First District, Division 1 Finds HOA Never Had To Prove The Truth Of Matter Initially Denied But Then Admitted During Subsequent Pretrial Deposition.
In our category “Requests for Admissions,” we have explored several decisions granting or denying attorney’s fees and costs requests under Code of Civil Procedure section 2033.420. That statutory provision provides that a party denying a request for admission may be ordered to pay the costs and fees incurred by the requesting party in proving that matter unless there are certain specified mitigating factors at play. The next case involved the reversal of a $17,500 fee award against a nonsuited plaintiff in a premises liability/negligence lawsuit against a homeowners association based on plaintiff denying one request for admission.
Bachelor v. Blackhawk Homeowners’ Assn., Case No.
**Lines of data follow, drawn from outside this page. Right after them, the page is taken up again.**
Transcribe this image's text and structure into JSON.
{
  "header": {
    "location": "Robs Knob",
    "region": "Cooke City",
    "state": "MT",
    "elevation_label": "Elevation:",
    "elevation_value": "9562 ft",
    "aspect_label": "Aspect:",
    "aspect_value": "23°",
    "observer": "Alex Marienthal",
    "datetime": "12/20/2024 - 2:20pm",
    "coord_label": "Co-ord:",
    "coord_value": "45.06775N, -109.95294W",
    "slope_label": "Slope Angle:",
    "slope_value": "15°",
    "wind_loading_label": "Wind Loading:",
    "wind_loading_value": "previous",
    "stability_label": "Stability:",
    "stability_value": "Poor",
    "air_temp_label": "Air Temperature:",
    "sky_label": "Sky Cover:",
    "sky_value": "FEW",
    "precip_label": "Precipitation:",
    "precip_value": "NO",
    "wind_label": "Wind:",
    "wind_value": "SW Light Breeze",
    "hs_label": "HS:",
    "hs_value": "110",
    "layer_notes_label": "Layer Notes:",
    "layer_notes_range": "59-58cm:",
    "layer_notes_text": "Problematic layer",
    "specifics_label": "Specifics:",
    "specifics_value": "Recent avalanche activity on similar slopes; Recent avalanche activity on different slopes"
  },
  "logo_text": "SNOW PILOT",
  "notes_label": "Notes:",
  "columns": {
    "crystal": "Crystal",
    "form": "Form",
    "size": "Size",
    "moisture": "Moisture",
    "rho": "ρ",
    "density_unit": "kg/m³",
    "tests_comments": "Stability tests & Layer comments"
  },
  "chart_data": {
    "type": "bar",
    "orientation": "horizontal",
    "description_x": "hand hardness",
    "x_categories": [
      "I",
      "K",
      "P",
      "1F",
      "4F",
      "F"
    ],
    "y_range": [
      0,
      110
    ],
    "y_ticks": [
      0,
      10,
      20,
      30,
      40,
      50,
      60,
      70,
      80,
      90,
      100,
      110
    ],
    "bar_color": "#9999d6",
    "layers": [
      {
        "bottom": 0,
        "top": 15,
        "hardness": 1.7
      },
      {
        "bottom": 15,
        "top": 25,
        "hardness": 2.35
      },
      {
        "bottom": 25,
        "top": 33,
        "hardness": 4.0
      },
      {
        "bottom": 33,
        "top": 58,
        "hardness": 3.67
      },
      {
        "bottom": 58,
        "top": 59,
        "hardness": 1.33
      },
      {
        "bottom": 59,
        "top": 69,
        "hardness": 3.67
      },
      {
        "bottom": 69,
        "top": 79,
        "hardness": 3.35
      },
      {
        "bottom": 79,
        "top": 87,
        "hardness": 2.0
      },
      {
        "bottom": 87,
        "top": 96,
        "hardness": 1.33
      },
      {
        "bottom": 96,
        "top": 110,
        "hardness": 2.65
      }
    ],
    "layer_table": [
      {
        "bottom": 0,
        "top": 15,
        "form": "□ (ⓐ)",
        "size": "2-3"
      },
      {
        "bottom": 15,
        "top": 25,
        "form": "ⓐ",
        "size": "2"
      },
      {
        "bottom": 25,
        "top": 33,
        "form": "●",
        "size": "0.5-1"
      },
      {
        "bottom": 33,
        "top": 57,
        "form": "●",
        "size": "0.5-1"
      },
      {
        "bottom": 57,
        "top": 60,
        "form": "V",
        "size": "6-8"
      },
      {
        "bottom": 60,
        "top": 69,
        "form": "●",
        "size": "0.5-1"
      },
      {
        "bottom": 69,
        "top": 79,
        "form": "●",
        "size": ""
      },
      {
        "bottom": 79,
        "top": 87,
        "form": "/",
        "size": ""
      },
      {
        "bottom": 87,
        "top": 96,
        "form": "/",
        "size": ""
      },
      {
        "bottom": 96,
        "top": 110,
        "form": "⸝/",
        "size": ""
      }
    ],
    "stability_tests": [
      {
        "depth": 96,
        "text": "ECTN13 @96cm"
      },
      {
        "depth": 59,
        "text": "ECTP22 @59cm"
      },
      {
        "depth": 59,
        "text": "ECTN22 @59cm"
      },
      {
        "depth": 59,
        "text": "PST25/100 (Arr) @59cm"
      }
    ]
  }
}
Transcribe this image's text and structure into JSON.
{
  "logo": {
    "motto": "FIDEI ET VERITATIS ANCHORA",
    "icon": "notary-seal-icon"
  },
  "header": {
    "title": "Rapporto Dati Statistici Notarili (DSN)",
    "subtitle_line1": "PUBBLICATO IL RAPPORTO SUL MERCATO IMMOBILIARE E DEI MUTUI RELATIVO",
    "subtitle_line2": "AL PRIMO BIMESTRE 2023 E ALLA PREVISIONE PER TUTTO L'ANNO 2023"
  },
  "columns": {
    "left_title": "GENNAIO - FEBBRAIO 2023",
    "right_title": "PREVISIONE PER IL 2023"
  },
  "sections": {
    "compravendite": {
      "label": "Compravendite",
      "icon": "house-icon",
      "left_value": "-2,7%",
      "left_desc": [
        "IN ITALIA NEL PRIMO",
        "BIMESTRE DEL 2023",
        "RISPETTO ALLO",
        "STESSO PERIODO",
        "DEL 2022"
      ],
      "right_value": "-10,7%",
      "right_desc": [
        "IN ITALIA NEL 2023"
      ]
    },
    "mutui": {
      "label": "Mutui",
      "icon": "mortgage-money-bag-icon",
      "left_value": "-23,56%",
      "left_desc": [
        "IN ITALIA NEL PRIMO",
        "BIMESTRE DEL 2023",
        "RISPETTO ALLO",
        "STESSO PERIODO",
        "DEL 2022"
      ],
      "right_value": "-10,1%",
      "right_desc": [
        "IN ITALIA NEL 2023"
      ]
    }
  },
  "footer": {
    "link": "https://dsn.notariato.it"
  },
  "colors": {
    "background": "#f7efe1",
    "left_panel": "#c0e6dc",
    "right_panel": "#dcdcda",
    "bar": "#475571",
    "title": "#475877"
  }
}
A121222 (1st Dist., Div. 1 Aug. 26, 2009) (unpublished), in reversing the fee award against losing plaintiff, found that the one germane request for admission—whether a hillside had been sprayed with weed killer prior to a December 2002 storm—had been denied initially but had been admitted in a deposition taken 10 days after service of the RFA denial. Even more critical, the weed killer fact was admitted in losing plaintiff’s case in chief during trial (before the nonsuit was granted). This meant that HOA never had to prove the denied fact given that a nonsuit was granted and nothing demonstrated the deposition testimony was ever introduced at trial. Because no proof was ever introduced by HOA on the denied RFA, there was no basis for the fee award.